Many hate the product, but advisors can still look for a sweet spot among the lovers and fence-sitters

Unlocking people’s annuity reluctance

For a lot of clients, annuities present an unacceptable tradeoff: giving up a piece of their nest egg isn’t worth the prospect of guaranteed lifetime income. According to LIMRA SRI Corporate Vice President Matt Drinkwater, such clients fall into two categories.

“If you ask people who have very little money — US$50,000 to US$100,000 — they’re not interested in lifetime income,” Drinkwater said in an interview with InsuranceNewsNet magazine, citing data that the firm obtained in a recent survey of Americans. “And the reason is that this group is replacing a lot of their income with Social Security and they don’t have much money to apply to anything anyway.”

The second group are the ones with US$3 million to US$5 million. While a case for annuities can be made for those in the $3 million range, the ones with US$5 million are “probably not going to live long enough to spend down all [their] assets,” Drinkwater said.

The “sweet spot” for annuity sales, he offered — the segment with the need and interest, as well as the money to spend on the products — can be found among consumers with US$100,000 to US$1 million in household assets.
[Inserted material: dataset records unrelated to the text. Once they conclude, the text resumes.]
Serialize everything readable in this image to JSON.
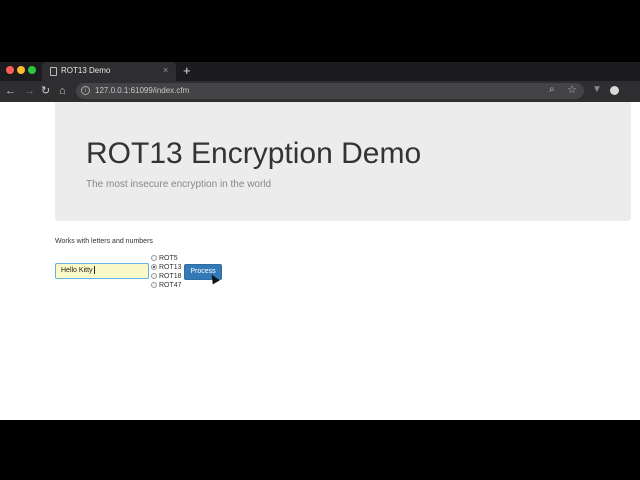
{
  "browser": {
    "tab_title": "ROT13 Demo",
    "tab_close": "×",
    "new_tab": "+",
    "url": "127.0.0.1:61099/index.cfm",
    "nav": {
      "back": "←",
      "forward": "→",
      "reload": "↻",
      "home": "⌂"
    }
  },
  "page": {
    "title": "ROT13 Encryption Demo",
    "subtitle": "The most insecure encryption in the world",
    "hint": "Works with letters and numbers",
    "input_value": "Hello Kitty",
    "options": [
      {
        "label": "ROT5",
        "checked": false
      },
      {
        "label": "ROT13",
        "checked": true
      },
      {
        "label": "ROT18",
        "checked": false
      },
      {
        "label": "ROT47",
        "checked": false
      }
    ],
    "process_label": "Process"
  },
  "colors": {
    "jumbotron_bg": "#ececec",
    "button_blue": "#337ab7",
    "input_highlight": "#fafac8"
  }
}
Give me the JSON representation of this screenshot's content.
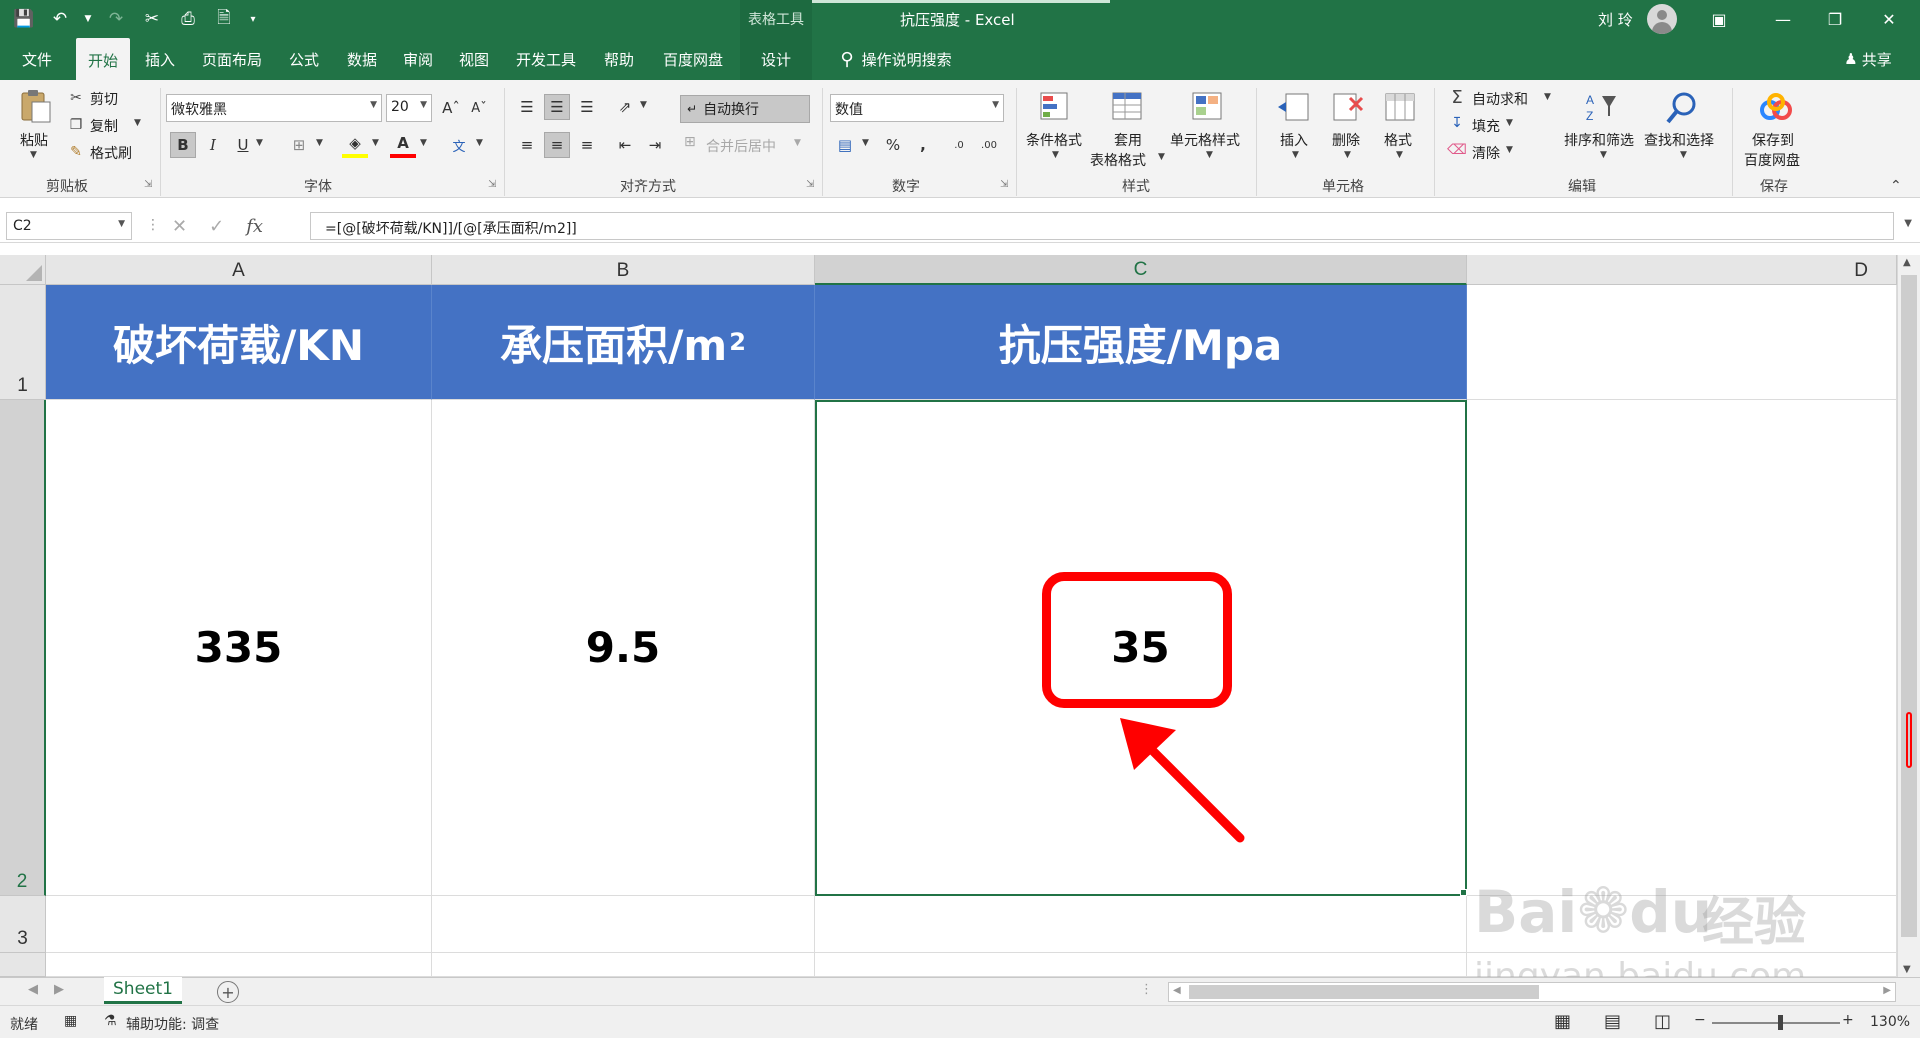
{
  "title_bar": {
    "context_tools": "表格工具",
    "window_title": "抗压强度  -  Excel",
    "user_name": "刘 玲"
  },
  "ribbon_tabs": [
    "文件",
    "开始",
    "插入",
    "页面布局",
    "公式",
    "数据",
    "审阅",
    "视图",
    "开发工具",
    "帮助",
    "百度网盘",
    "设计"
  ],
  "active_tab": "开始",
  "tell_me": "操作说明搜索",
  "share": "共享",
  "clipboard": {
    "paste": "粘贴",
    "cut": "剪切",
    "copy": "复制",
    "format_painter": "格式刷",
    "label": "剪贴板"
  },
  "font": {
    "name": "微软雅黑",
    "size": "20",
    "label": "字体"
  },
  "alignment": {
    "wrap_text": "自动换行",
    "merge_center": "合并后居中",
    "label": "对齐方式"
  },
  "number": {
    "format": "数值",
    "label": "数字"
  },
  "styles": {
    "conditional": "条件格式",
    "table_format_1": "套用",
    "table_format_2": "表格格式",
    "cell_styles": "单元格样式",
    "label": "样式"
  },
  "cells": {
    "insert": "插入",
    "delete": "删除",
    "format": "格式",
    "label": "单元格"
  },
  "editing": {
    "autosum": "自动求和",
    "fill": "填充",
    "clear": "清除",
    "sort_filter": "排序和筛选",
    "find_select": "查找和选择",
    "label": "编辑"
  },
  "save_group": {
    "save_1": "保存到",
    "save_2": "百度网盘",
    "label": "保存"
  },
  "formula_bar": {
    "name_box": "C2",
    "formula": "=[@[破坏荷载/KN]]/[@[承压面积/m2]]"
  },
  "columns": [
    "A",
    "B",
    "C",
    "D"
  ],
  "rows": [
    "1",
    "2",
    "3"
  ],
  "table": {
    "headers": {
      "a": "破坏荷载/KN",
      "b": "承压面积/m",
      "b_sup": "2",
      "c": "抗压强度/Mpa"
    },
    "row2": {
      "a": "335",
      "b": "9.5",
      "c": "35"
    }
  },
  "sheet_tab": "Sheet1",
  "status": {
    "ready": "就绪",
    "accessibility": "辅助功能: 调查",
    "zoom": "130%"
  },
  "watermark": {
    "brand": "Bai",
    "brand_suffix": "du",
    "brand_cn": "经验",
    "url": "jingyan.baidu.com"
  },
  "colors": {
    "excel_green": "#217346",
    "header_blue": "#4472c4",
    "annotation_red": "#ff0000"
  }
}
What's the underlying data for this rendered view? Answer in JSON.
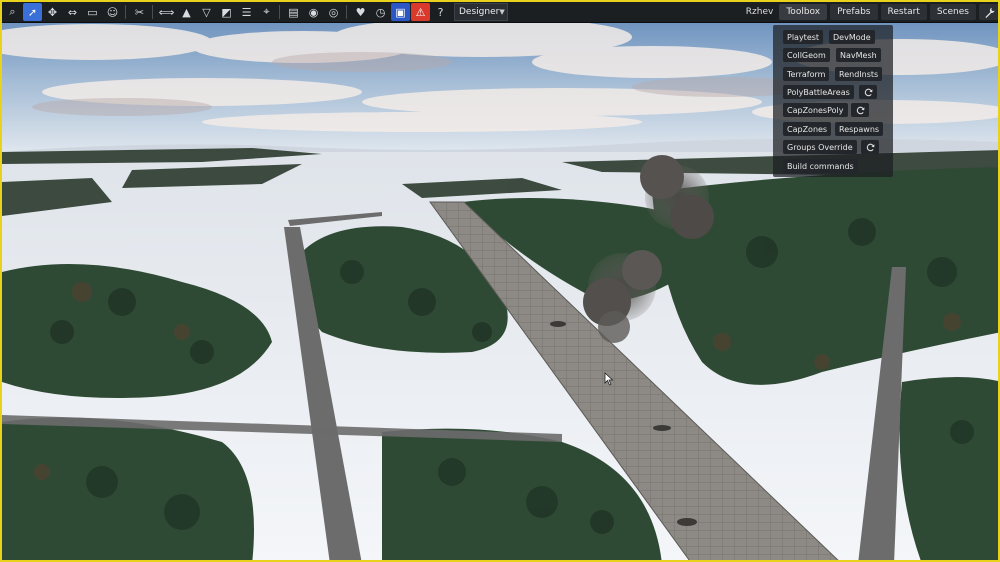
{
  "app": {
    "mode_select": "Designer",
    "map_name": "Rzhev",
    "menu": [
      "Toolbox",
      "Prefabs",
      "Restart",
      "Scenes"
    ]
  },
  "toolbar_icons": [
    "search-icon",
    "select-icon",
    "move-icon",
    "scale-icon",
    "object-icon",
    "face-icon",
    "scissors-icon",
    "flip-icon",
    "arrow-up-icon",
    "triangle-down-icon",
    "terrain-icon",
    "sliders-icon",
    "target-icon",
    "document-icon",
    "eye-icon",
    "eye-outline-icon",
    "heart-icon",
    "timer-icon",
    "lock-icon",
    "warning-icon",
    "help-icon"
  ],
  "panel": {
    "buttons": [
      "Playtest",
      "DevMode",
      "CollGeom",
      "NavMesh",
      "Terraform",
      "RendInsts",
      "PolyBattleAreas",
      "CapZonesPoly",
      "CapZones",
      "Respawns",
      "Groups Override",
      "Build commands"
    ]
  },
  "colors": {
    "frame": "#e8d21c",
    "toolbar_bg": "#1c1f22",
    "active_tool": "#3a6fd8",
    "warning_tool": "#d93a2c",
    "panel_bg": "#1c1e22"
  }
}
And when it comes to steering the retirement-planning discussion toward discussions about annuities, advisors have a number of options.

“If you have a client and it’s already been established that this client is concerned about outliving their assets … then it’s actually in the client’s best interest to hear about solutions that include annuity products,” he said. The talk could start with familiar sources of lifetime retirement income like government benefits and pensions, and then move on to explain that annuities are like a personal pension one pays for with their own savings.

It could also be useful to stress that the choice to buy annuities is not an all-or-none decision, Drinkwater added. Given the multiple goals and objectives people have in retirement, he argued, it wouldn’t make sense to deploy all of one’s assets toward a single goal; advisors could suggest that some portion of one’s nest egg go toward supplementing their lifetime income from government benefits, while the rest can go toward emergencies, legacies, gifting, and incidental expenses.

“I would also say that there are different flavors, different types of guaranteed lifetime income,” he said. Financially sophisticated clients with experience handling their own money typically don’t want to relinquish control, so they may not appreciate a pure annuitization product. “That’s where guaranteed lifetime withdrawal benefits on deferred annuity products are probably the better match. It allows some degree of asset control.”

For clients who are skeptical about the future viability of public pension funds, annuities can also be a good fit. LIMRA research has found such sentiments stewing among Generation-X clients, so advisors can offer annuities as an option to go with, though it doesn’t have to be immediately.